B) Chromosomal rearrangements in humans

fragile-X syndrome, 1/1250 males, 1/2000 females. A region at the X-chromosome tip that looks like it is hanging by a thread and breaks off more easily. (fig 8.15 text). Increase in the number of CCG repeats in the FMR-1 gene. Normally 6-50, but increases to 230-2000 copies.

Cri-du-chat (46, XX or XY, 5p-). Deletion in "p" arm of chromosome 5 (Fig 8.16, text)

    C) Chromosome mutations and cancer
    Are mutations cause or result of cancer?
    Some types of tumors are consistently associated with specific chromosome mutations.
    Deletions, inversions, and translocations assoc. with specific cancers.

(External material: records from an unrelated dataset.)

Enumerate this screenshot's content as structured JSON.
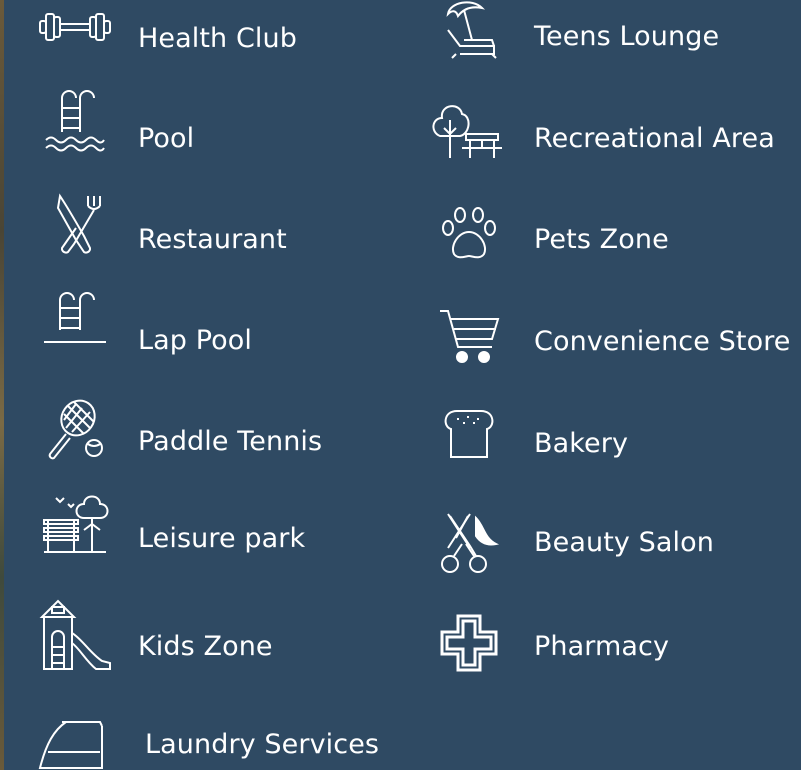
{
  "amenities": {
    "left": [
      {
        "label": "Health Club",
        "icon": "dumbbell-icon"
      },
      {
        "label": "Pool",
        "icon": "pool-ladder-waves-icon"
      },
      {
        "label": "Restaurant",
        "icon": "knife-fork-icon"
      },
      {
        "label": "Lap Pool",
        "icon": "pool-ladder-icon"
      },
      {
        "label": "Paddle Tennis",
        "icon": "tennis-racket-ball-icon"
      },
      {
        "label": "Leisure park",
        "icon": "park-bench-tree-icon"
      },
      {
        "label": "Kids Zone",
        "icon": "playhouse-slide-icon"
      },
      {
        "label": "Laundry Services",
        "icon": "iron-icon"
      }
    ],
    "right": [
      {
        "label": "Teens Lounge",
        "icon": "beach-umbrella-chair-icon"
      },
      {
        "label": "Recreational Area",
        "icon": "tree-picnic-table-icon"
      },
      {
        "label": "Pets Zone",
        "icon": "paw-print-icon"
      },
      {
        "label": "Convenience Store",
        "icon": "shopping-cart-icon"
      },
      {
        "label": "Bakery",
        "icon": "bread-loaf-icon"
      },
      {
        "label": "Beauty Salon",
        "icon": "scissors-comb-icon"
      },
      {
        "label": "Pharmacy",
        "icon": "medical-cross-icon"
      }
    ]
  },
  "colors": {
    "background": "#2f4a63",
    "foreground": "#ffffff"
  }
}
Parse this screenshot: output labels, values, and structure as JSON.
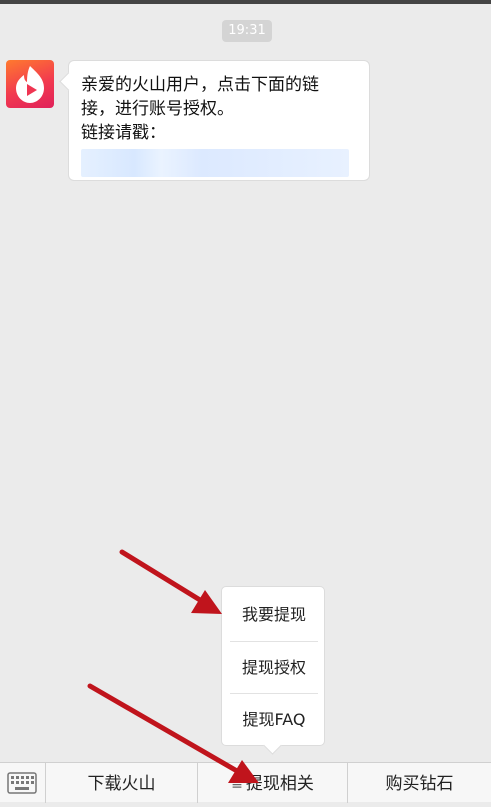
{
  "timestamp": "19:31",
  "message": {
    "sender_icon": "volcano-play-icon",
    "line1": "亲爱的火山用户，点击下面的链",
    "line2": "接，进行账号授权。",
    "line3": "链接请戳："
  },
  "popup_menu": {
    "items": [
      "我要提现",
      "提现授权",
      "提现FAQ"
    ]
  },
  "bottom_menu": {
    "keyboard_icon": "keyboard-icon",
    "items": [
      "下载火山",
      "提现相关",
      "购买钻石"
    ],
    "submenu_marker": "≡"
  },
  "colors": {
    "background": "#ebebeb",
    "annotation_arrow": "#c0141c",
    "avatar_gradient_start": "#ff7a2e",
    "avatar_gradient_end": "#e0215a"
  }
}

1. deletions - remove "tumor suppressor genes" that control the cell cycle.
2. inversions, translocations - may disrupt tumor suppressor genes. May cause fusion protein with altered regulation. May transfer a cancer-causing gene to a new location where it is activated by different regulatory sequences.

Philadelphia chromosome - shortened chromosome 22. 90% of patients with chronic myeloid leukemia. Reciprocal translocation between the long arm of chromosome 22 and the tip of the long arm of chromosome 9. Part of c-ABL from chromosome 9 is fused with the BCR gene from chromosome 22. Fusion protein much more active than the normal protein. Stimulates cell division.

Burkitt lymphoma - cancer of B lymphocyles. Recip translocation btwn a piece of chromosome 8 and chr. 2, 14, or 22 which carries genes for immune response. The c-MYC gene is now next to a gene for an immunoglobulin protein. c-MYC is expressed in the B cells and stimulates cell division.